A SKU, or stock keeping unit, is a unique code a retailer creates to identify and track one specific sellable version of a product. It is internal to the business: the brand invents the code, controls its format, and uses it across inventory systems, point of sale, warehouse management, and ecommerce platforms. A SKU does not just label a style. It labels an exact variant, so a black T-shirt in size medium and the same shirt in size large are two different SKUs even though they share a product name.
This is the difference between a SKU and a barcode. A UPC or EAN is a standardized number registered globally and shared across every retailer that sells that item. A SKU belongs to one company and is meaningful only inside that company's systems. A fashion brand might sell a dress that carries a single manufacturer UPC per variant while internally tracking it under its own SKU scheme that encodes season, category, and colorway.
How a SKU is structured
SKU codes are usually 8 to 12 alphanumeric characters built from segments that each describe a product attribute. A common practice is to start broad and narrow down, so the code reads as a hierarchy. For example, TOP-WOM-BLU-M-CTN could mean a top, women's, blue, medium, cotton. Another brand might use WREN101REDSM where WREN is the label, 101 is the sweatshirt category, RED is the color, and SM is the size.
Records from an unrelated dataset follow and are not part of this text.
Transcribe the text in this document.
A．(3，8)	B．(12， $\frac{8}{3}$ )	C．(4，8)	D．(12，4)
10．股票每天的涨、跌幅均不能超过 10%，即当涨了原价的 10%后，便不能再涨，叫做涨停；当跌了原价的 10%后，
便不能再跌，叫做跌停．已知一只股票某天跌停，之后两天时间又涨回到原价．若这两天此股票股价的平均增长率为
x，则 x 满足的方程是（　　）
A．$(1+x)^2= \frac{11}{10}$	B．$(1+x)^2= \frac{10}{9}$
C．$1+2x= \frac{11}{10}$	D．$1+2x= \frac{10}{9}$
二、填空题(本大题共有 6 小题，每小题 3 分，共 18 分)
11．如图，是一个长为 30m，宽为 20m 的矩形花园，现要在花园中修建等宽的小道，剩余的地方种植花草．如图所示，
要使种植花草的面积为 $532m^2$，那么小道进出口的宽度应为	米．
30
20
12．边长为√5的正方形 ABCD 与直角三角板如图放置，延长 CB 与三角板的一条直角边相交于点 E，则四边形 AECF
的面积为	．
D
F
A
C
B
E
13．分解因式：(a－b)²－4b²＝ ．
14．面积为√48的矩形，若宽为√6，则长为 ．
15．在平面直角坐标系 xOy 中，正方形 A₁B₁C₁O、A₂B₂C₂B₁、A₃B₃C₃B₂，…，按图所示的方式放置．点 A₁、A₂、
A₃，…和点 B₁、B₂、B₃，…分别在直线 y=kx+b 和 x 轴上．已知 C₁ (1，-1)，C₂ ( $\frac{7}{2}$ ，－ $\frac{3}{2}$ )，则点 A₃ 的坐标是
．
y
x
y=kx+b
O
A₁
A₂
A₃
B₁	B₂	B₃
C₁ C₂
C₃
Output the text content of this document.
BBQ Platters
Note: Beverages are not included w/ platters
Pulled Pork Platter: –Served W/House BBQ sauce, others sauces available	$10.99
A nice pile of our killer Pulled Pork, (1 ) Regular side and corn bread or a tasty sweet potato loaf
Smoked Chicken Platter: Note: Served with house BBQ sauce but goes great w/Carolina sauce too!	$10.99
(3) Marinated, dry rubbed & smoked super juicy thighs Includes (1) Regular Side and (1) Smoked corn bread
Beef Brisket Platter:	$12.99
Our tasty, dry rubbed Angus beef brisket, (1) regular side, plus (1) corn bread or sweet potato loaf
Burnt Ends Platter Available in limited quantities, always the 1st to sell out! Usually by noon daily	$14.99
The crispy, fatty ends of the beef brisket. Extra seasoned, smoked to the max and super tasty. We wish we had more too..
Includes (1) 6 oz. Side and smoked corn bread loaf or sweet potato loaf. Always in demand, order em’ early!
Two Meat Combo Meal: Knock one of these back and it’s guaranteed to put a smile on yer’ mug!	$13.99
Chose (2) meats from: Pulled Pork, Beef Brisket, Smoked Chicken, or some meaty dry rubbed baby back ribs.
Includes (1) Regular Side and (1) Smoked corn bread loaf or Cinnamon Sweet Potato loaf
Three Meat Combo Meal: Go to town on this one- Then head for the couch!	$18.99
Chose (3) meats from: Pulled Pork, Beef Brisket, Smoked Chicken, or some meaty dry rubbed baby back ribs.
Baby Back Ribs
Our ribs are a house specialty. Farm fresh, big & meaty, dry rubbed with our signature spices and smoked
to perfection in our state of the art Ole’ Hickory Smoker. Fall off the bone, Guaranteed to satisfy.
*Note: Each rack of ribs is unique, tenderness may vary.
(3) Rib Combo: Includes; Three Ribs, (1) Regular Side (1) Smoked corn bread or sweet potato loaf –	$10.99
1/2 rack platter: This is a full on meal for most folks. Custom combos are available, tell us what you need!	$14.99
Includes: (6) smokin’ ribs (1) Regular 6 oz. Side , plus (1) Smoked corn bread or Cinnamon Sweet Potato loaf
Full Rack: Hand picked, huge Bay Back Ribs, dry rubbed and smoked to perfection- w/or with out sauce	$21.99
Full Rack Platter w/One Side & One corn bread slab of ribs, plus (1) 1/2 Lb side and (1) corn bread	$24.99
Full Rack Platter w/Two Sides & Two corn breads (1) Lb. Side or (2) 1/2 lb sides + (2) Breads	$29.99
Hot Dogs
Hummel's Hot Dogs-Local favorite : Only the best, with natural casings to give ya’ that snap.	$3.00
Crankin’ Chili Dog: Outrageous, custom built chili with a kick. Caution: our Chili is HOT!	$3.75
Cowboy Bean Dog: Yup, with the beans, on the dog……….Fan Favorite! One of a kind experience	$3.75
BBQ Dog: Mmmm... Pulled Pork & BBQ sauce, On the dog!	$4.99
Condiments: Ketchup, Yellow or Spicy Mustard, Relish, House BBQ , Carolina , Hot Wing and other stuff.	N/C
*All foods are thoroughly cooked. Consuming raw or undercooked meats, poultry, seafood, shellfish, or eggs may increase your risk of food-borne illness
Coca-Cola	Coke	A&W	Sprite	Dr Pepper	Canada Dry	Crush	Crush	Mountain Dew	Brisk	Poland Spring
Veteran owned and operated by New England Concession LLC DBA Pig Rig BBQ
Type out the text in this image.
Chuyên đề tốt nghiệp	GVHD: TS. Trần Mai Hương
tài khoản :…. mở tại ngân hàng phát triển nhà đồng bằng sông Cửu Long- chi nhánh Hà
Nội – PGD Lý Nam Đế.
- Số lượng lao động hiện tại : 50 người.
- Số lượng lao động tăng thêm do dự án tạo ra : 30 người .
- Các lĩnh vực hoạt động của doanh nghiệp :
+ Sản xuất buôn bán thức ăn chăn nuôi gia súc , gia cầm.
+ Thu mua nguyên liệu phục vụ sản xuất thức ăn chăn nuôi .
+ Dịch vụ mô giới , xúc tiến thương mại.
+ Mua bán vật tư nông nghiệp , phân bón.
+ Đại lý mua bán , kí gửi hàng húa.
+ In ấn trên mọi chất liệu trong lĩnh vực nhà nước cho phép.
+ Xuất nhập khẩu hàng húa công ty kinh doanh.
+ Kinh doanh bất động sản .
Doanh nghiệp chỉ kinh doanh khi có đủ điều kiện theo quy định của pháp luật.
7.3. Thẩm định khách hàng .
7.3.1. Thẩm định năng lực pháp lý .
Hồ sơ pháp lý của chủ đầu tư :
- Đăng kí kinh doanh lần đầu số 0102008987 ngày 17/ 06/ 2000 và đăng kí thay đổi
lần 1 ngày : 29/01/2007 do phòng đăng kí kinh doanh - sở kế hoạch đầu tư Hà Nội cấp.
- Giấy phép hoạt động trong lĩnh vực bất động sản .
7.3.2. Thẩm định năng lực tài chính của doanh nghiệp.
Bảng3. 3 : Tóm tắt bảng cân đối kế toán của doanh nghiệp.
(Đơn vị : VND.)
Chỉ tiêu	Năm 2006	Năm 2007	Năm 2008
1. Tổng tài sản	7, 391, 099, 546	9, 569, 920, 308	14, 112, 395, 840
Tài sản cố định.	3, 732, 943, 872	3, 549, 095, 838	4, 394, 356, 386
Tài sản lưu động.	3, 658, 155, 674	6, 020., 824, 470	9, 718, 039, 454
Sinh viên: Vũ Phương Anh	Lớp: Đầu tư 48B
Two rules keep a SKU system usable. Codes should be human-readable enough that a warehouse picker can sanity-check them, and they should avoid characters that confuse people or software, like the letter O next to the number 0. Most teams also avoid starting a SKU with the manufacturer name alone, since that produces long shared prefixes that slow visual scanning.
Why fashion needs many SKUs per style
Apparel multiplies fast. One style in five sizes and four colors is 20 SKUs. Add a petite and a tall length and the count doubles again. Each of those variants has its own stock level, its own sell-through, and its own reorder decision, which is why fashion catalogs run into thousands of SKUs even for a small brand.
- Inventory accuracy: stock counts only mean something at the variant level, not the style level.
- Reordering: a brand restocks the size and color that sold, not the whole style blindly.
- Analytics: sell-through and margin are measured per SKU to find winners and dead stock.
- Fulfillment: pick, pack, and ship workflows route on the SKU, not the marketing name.
SKUs on the product page
On an ecommerce product detail page, the SKU links the variant a shopper selects to the right inventory record and the right image. When a customer picks size large in green, the page should resolve to the green large SKU, show its stock status, and ideally show that exact colorway worn rather than a generic shot. Brands that map distinct on-model imagery to each colorway SKU give shoppers a more accurate picture, which tends to reduce returns driven by color or fit surprises.
Why SKUs matter for fashion brands and ecommerce
A clean SKU structure is the backbone of merchandising decisions. Buyers plan assortments by SKU, finance tracks margin by SKU, and operations forecasts demand by SKU. When the coding is inconsistent or duplicated, those reports break down: a best-selling color can look like a slow style because its sales are split across mismatched codes, and reorders go to the wrong variants.
The cost of getting it wrong rises with catalog size. A brand with 200 styles and a sloppy scheme might absorb the confusion manually. A brand syncing 5,000 variants across a website, a marketplace, and a 3PL cannot. Designing the SKU format before launch, and never reusing a retired code for a new product, prevents most of the data problems that surface later.
Practical takeaway
Define a SKU pattern that encodes category, style, color, and size in a fixed order, keep it consistent across every system, and treat each variant as its own tracked unit. Pair each colorway SKU with imagery that shows that exact variant so the product page matches what ships.